Die Genese eines Muskelschwunds wurde zunächst in Veränderungen der motorischen Vorderhornzellen
vermutet und die Erkrankung(en) als „progressive Muskelatrophie(n)” bezeichnet.
In den folgenden Jahrzehnten wurde immer offensichtlicher, dass von neurogenen Muskelatrophien
Erkrankungen abzugrenzen sind, die auf einer primär myopathischen Ursache beruhen.
In der zweiten Hälfte des 19. Jahrhunderts konnten verschiedene Myopathien beschrieben
werden, die zunächst nach ihrem Erstbeschreiber (z.B. Duchenne-Muskeldystrophie),
nach dem jeweiligen Phänotyp (z.B. fazioskapulohumerale Muskeldystrophie), anhand
des Erkrankungsbeginns (z.B. späte juvenile Muskeldystrophie) und/oder einer Kombination
aus mehreren der genannten Kriterien (z.B. juvenile skapulohumerale Muskeldystrophie
Erb) benannt wurden. Der Begriff „progressive Muskeldystrophie” wurde ab 1884 von
Wilhelm Erb eingeführt [1]. Erb wollte damit bei dieser Erkrankungsgruppe - im Unterschied zu den Muskelatrophien
- auf das klinische und histopathologische Nebeneinander von Hypertrophie und Atrophie
sowie auf weitere myopathologische Veränderungen wie Kernvermehrung, Spaltbildung
und Vakatwucherung des endomysialen Binde- und Fettgewebes hinweisen [Abb. 1], ohne damit eine sichere primär myogene Ursache postulieren zu wollen.

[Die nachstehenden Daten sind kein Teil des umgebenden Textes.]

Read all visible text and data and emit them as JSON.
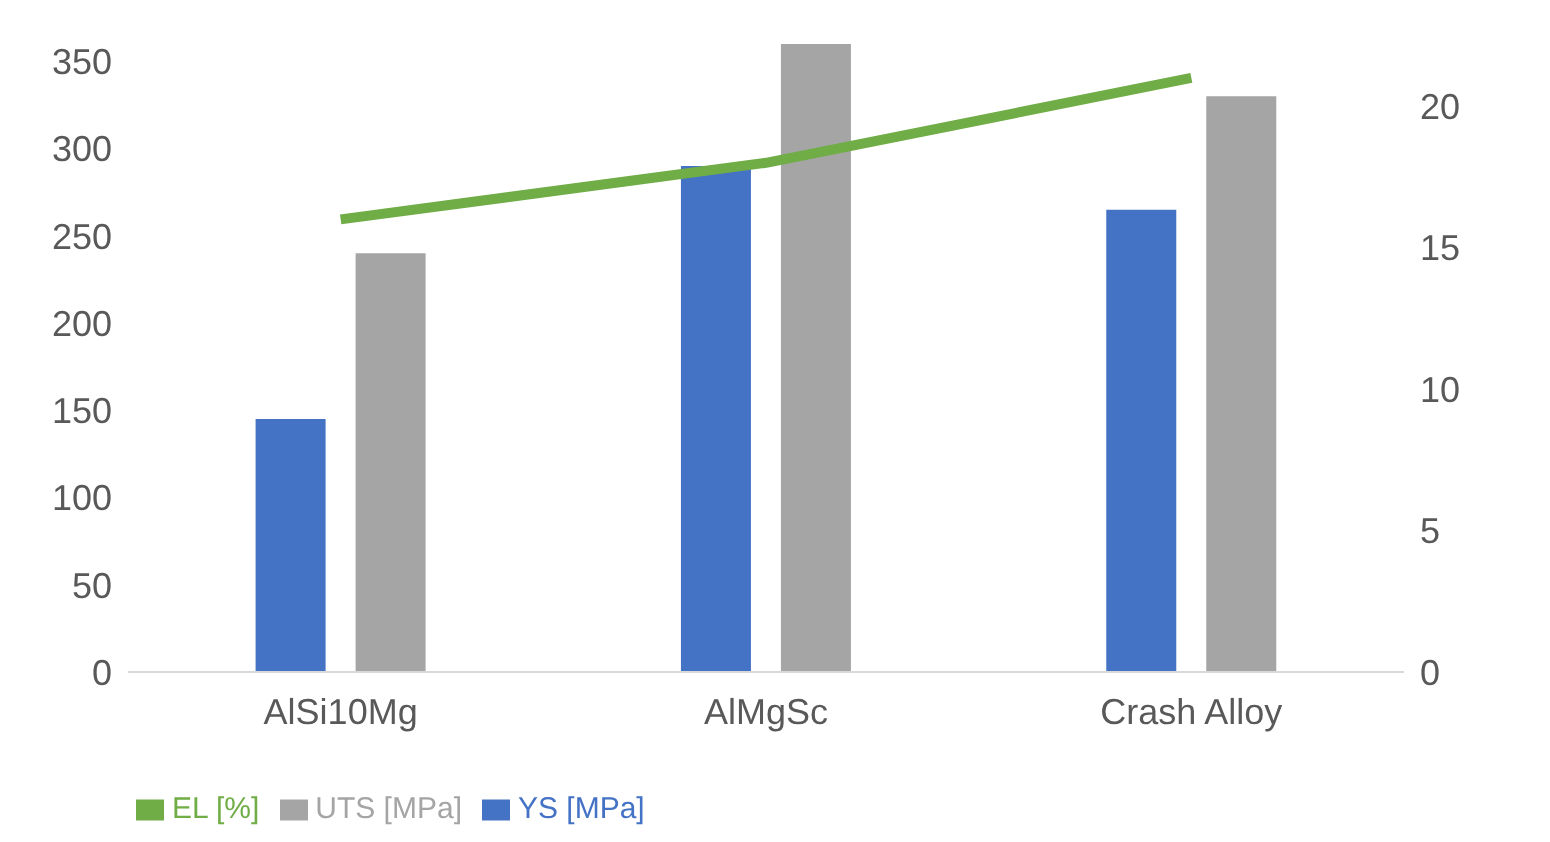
{
  "chart_data": {
    "type": "bar",
    "categories": [
      "AlSi10Mg",
      "AlMgSc",
      "Crash Alloy"
    ],
    "series": [
      {
        "name": "YS [MPa]",
        "color": "#4472c4",
        "values": [
          145,
          290,
          265
        ]
      },
      {
        "name": "UTS [MPa]",
        "color": "#a5a5a5",
        "values": [
          240,
          360,
          330
        ]
      },
      {
        "name": "EL [%]",
        "type": "line",
        "axis": "y2",
        "color": "#70ad47",
        "values": [
          16,
          18,
          21
        ]
      }
    ],
    "ylim": [
      0,
      360
    ],
    "yticks": [
      0,
      50,
      100,
      150,
      200,
      250,
      300,
      350
    ],
    "y2lim": [
      0,
      22.2
    ],
    "y2ticks": [
      0,
      5,
      10,
      15,
      20
    ],
    "grid": false,
    "legend": "bottom",
    "marker": "none"
  }
}
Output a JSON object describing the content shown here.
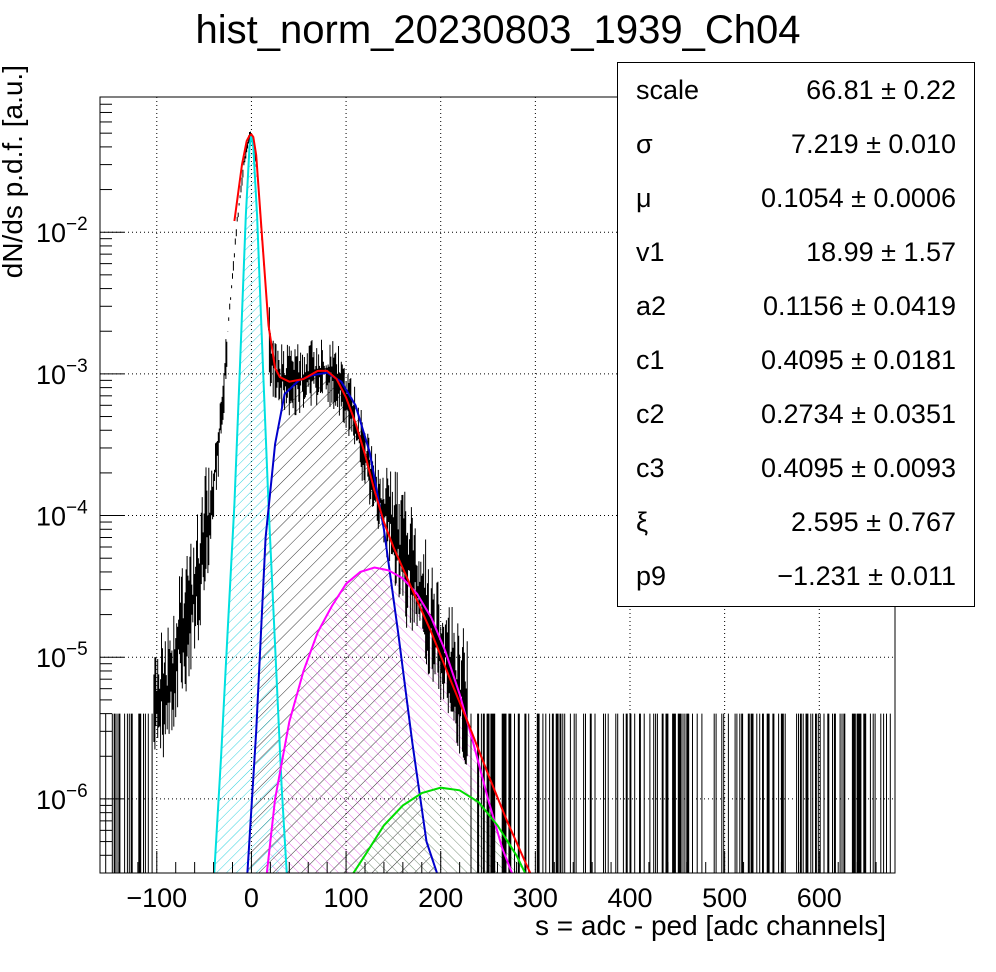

Die erste allgemein akzeptierte und für lange Zeit gültige Klassifikation von Myopathien
lieferten Mitte der 50er-Jahre Walton und Natrass [8]. Diese stellten den bis dahin bekannten Muskeldystrophien auf derselben Hierarchieebene
u.a. verschiedene, ebenfalls hereditäre und durch besondere klinische Phänomene charakterisierte
Myotonien (z.B. Dystrophia myotonica) sowie einige erworbene Muskelkrankheiten (z.B.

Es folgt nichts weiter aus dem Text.